If you’d asked me at the start of my MBA program what courses I’d enjoy most, accounting would not have made the top five. This book and an engaged professor (thank you Clarke!) launched accounting to my top three.

Frampton and Robilliard’s Color Accounting revolutionized the way I conceive of the flow of capital. Their imagery and definitions exposed me to the fascinating business story that the movement of capital tells and how double-entry accounting documents that story with precision and simplicity.

If you have any responsibility for a budget, this book will equip you to understand the essence of accounting and the accounting reports you need to evaluate your business. If you keep a home budget and find that basic tools aren’t giving you a confident view of your spending and financial forecast, this is your introduction to a better way. It’s the best primer I’ve discovered for double-entry accounting (Frampton and Robilliard).

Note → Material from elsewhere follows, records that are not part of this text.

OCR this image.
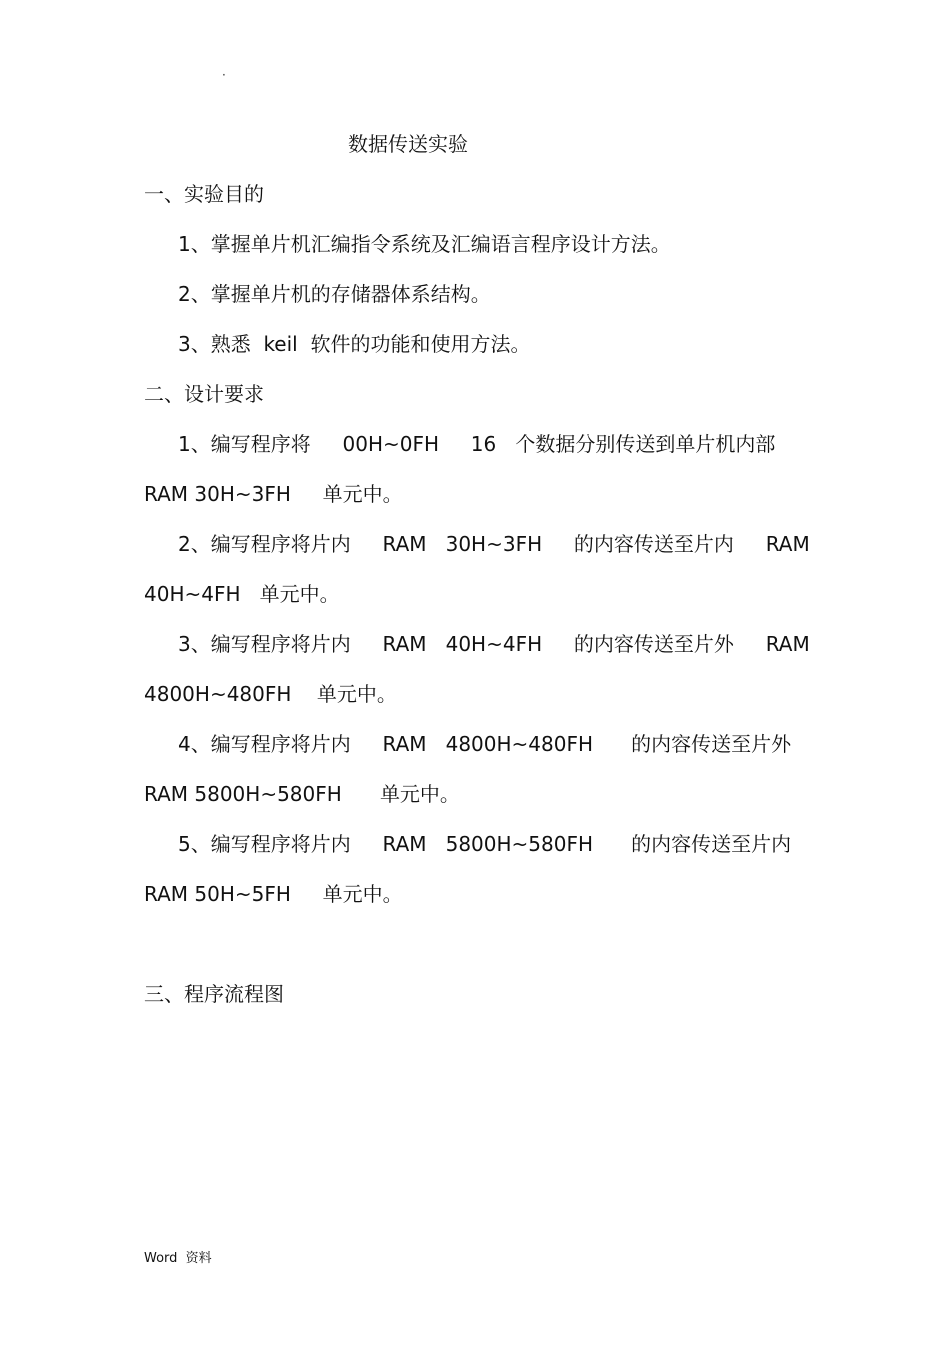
·
数据传送实验
一、实验目的
1、掌握单片机汇编指令系统及汇编语言程序设计方法。
2、掌握单片机的存储器体系结构。
3、熟悉  keil  软件的功能和使用方法。
二、设计要求
1、编写程序将     00H~0FH     16   个数据分别传送到单片机内部
RAM 30H~3FH     单元中。
2、编写程序将片内     RAM   30H~3FH     的内容传送至片内     RAM
40H~4FH   单元中。
3、编写程序将片内     RAM   40H~4FH     的内容传送至片外     RAM
4800H~480FH    单元中。
4、编写程序将片内     RAM   4800H~480FH      的内容传送至片外
RAM 5800H~580FH      单元中。
5、编写程序将片内     RAM   5800H~580FH      的内容传送至片内
RAM 50H~5FH     单元中。
三、程序流程图
Word  资料
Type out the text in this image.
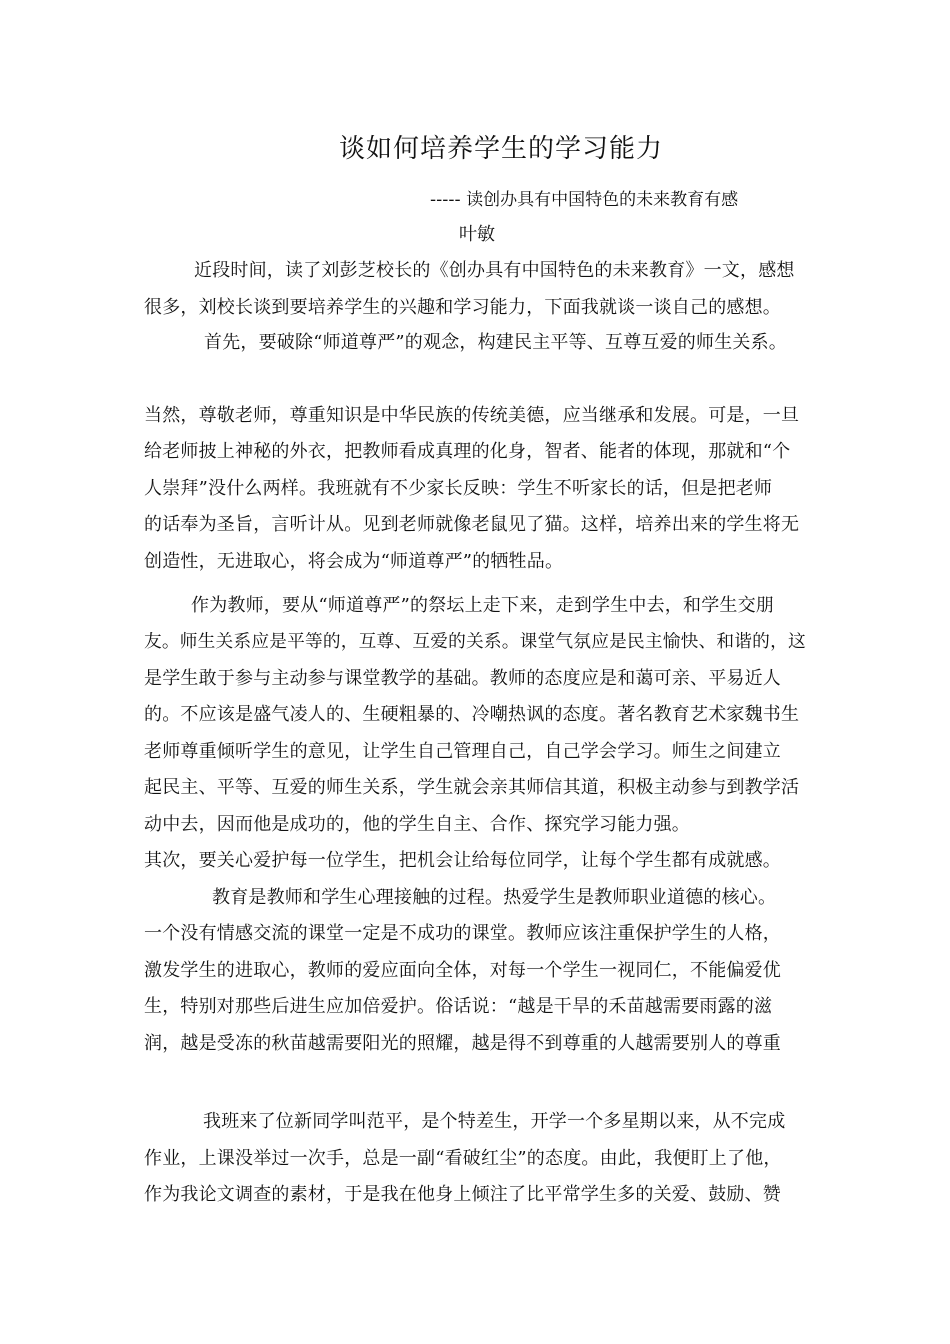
谈如何培养学生的学习能力
----- 读创办具有中国特色的未来教育有感
叶敏
近段时间，读了刘彭芝校长的《创办具有中国特色的未来教育》一文，感想
很多，刘校长谈到要培养学生的兴趣和学习能力，下面我就谈一谈自己的感想。
首先，要破除“师道尊严”的观念，构建民主平等、互尊互爱的师生关系。
当然，尊敬老师，尊重知识是中华民族的传统美德，应当继承和发展。可是，一旦
给老师披上神秘的外衣，把教师看成真理的化身，智者、能者的体现，那就和“个
人崇拜”没什么两样。我班就有不少家长反映：学生不听家长的话，但是把老师
的话奉为圣旨，言听计从。见到老师就像老鼠见了猫。这样，培养出来的学生将无
创造性，无进取心，将会成为“师道尊严”的牺牲品。
作为教师，要从“师道尊严”的祭坛上走下来，走到学生中去，和学生交朋
友。师生关系应是平等的，互尊、互爱的关系。课堂气氛应是民主愉快、和谐的，这
是学生敢于参与主动参与课堂教学的基础。教师的态度应是和蔼可亲、平易近人
的。不应该是盛气凌人的、生硬粗暴的、冷嘲热讽的态度。著名教育艺术家魏书生
老师尊重倾听学生的意见，让学生自己管理自己，自己学会学习。师生之间建立
起民主、平等、互爱的师生关系，学生就会亲其师信其道，积极主动参与到教学活
动中去，因而他是成功的，他的学生自主、合作、探究学习能力强。
其次，要关心爱护每一位学生，把机会让给每位同学，让每个学生都有成就感。
教育是教师和学生心理接触的过程。热爱学生是教师职业道德的核心。
一个没有情感交流的课堂一定是不成功的课堂。教师应该注重保护学生的人格，
激发学生的进取心，教师的爱应面向全体，对每一个学生一视同仁，不能偏爱优
生，特别对那些后进生应加倍爱护。俗话说：“越是干旱的禾苗越需要雨露的滋
润，越是受冻的秋苗越需要阳光的照耀，越是得不到尊重的人越需要别人的尊重
我班来了位新同学叫范平，是个特差生，开学一个多星期以来，从不完成
作业，上课没举过一次手，总是一副“看破红尘”的态度。由此，我便盯上了他，
作为我论文调查的素材，于是我在他身上倾注了比平常学生多的关爱、鼓励、赞
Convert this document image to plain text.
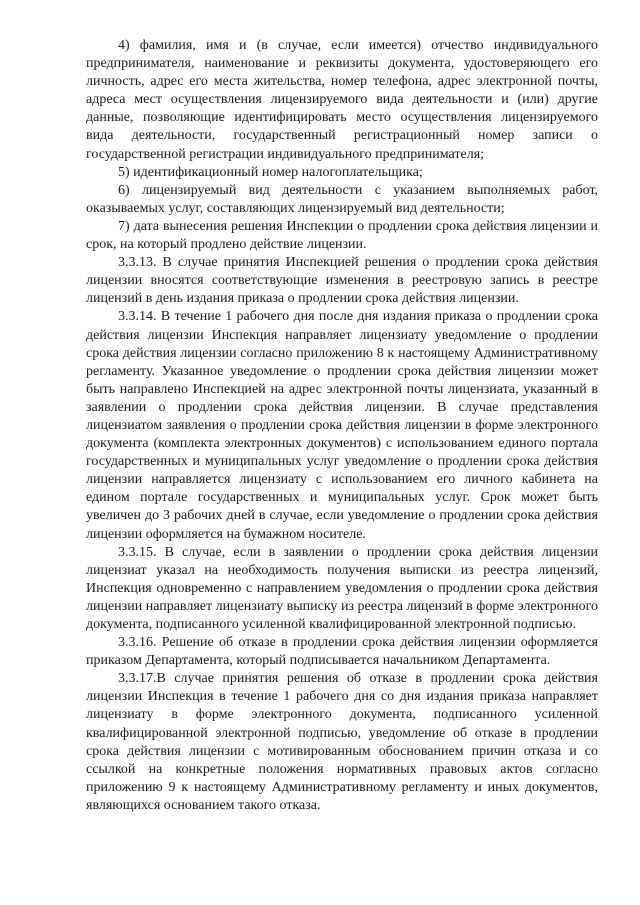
4) фамилия, имя и (в случае, если имеется) отчество индивидуального предпринимателя, наименование и реквизиты документа, удостоверяющего его личность, адрес его места жительства, номер телефона, адрес электронной почты, адреса мест осуществления лицензируемого вида деятельности и (или) другие данные, позволяющие идентифицировать место осуществления лицензируемого вида деятельности, государственный регистрационный номер записи о государственной регистрации индивидуального предпринимателя;

5) идентификационный номер налогоплательщика;

6) лицензируемый вид деятельности с указанием выполняемых работ, оказываемых услуг, составляющих лицензируемый вид деятельности;

7) дата вынесения решения Инспекции о продлении срока действия лицензии и срок, на который продлено действие лицензии.

3.3.13. В случае принятия Инспекцией решения о продлении срока действия лицензии вносятся соответствующие изменения в реестровую запись в реестре лицензий в день издания приказа о продлении срока действия лицензии.

3.3.14. В течение 1 рабочего дня после дня издания приказа о продлении срока действия лицензии Инспекция направляет лицензиату уведомление о продлении срока действия лицензии согласно приложению 8 к настоящему Административному регламенту. Указанное уведомление о продлении срока действия лицензии может быть направлено Инспекцией на адрес электронной почты лицензиата, указанный в заявлении о продлении срока действия лицензии. В случае представления лицензиатом заявления о продлении срока действия лицензии в форме электронного документа (комплекта электронных документов) с использованием единого портала государственных и муниципальных услуг уведомление о продлении срока действия лицензии направляется лицензиату с использованием его личного кабинета на едином портале государственных и муниципальных услуг. Срок может быть увеличен до 3 рабочих дней в случае, если уведомление о продлении срока действия лицензии оформляется на бумажном носителе.

3.3.15. В случае, если в заявлении о продлении срока действия лицензии лицензиат указал на необходимость получения выписки из реестра лицензий, Инспекция одновременно с направлением уведомления о продлении срока действия лицензии направляет лицензиату выписку из реестра лицензий в форме электронного документа, подписанного усиленной квалифицированной электронной подписью.

3.3.16. Решение об отказе в продлении срока действия лицензии оформляется приказом Департамента, который подписывается начальником Департамента.

3.3.17.В случае принятия решения об отказе в продлении срока действия лицензии Инспекция в течение 1 рабочего дня со дня издания приказа направляет лицензиату в форме электронного документа, подписанного усиленной квалифицированной электронной подписью, уведомление об отказе в продлении срока действия лицензии с мотивированным обоснованием причин отказа и со ссылкой на конкретные положения нормативных правовых актов согласно приложению 9 к настоящему Административному регламенту и иных документов, являющихся основанием такого отказа.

Tool Suggestion - ledger-cli

When I’d finished the book, I wanted to practice double-entry accounting for my own budget. I built a framework for plaintext budgeting with .NET Core services for text file CRUD operations and an AngularJS web frontend. My work is published on Github at acbilson/plaintext-budget. I completed the framework for the first Plaintext Budget version before I discovered ledger-cli. It has everything I’ve needed and more to operate a complete and semi-automated double-entry accounting workflow.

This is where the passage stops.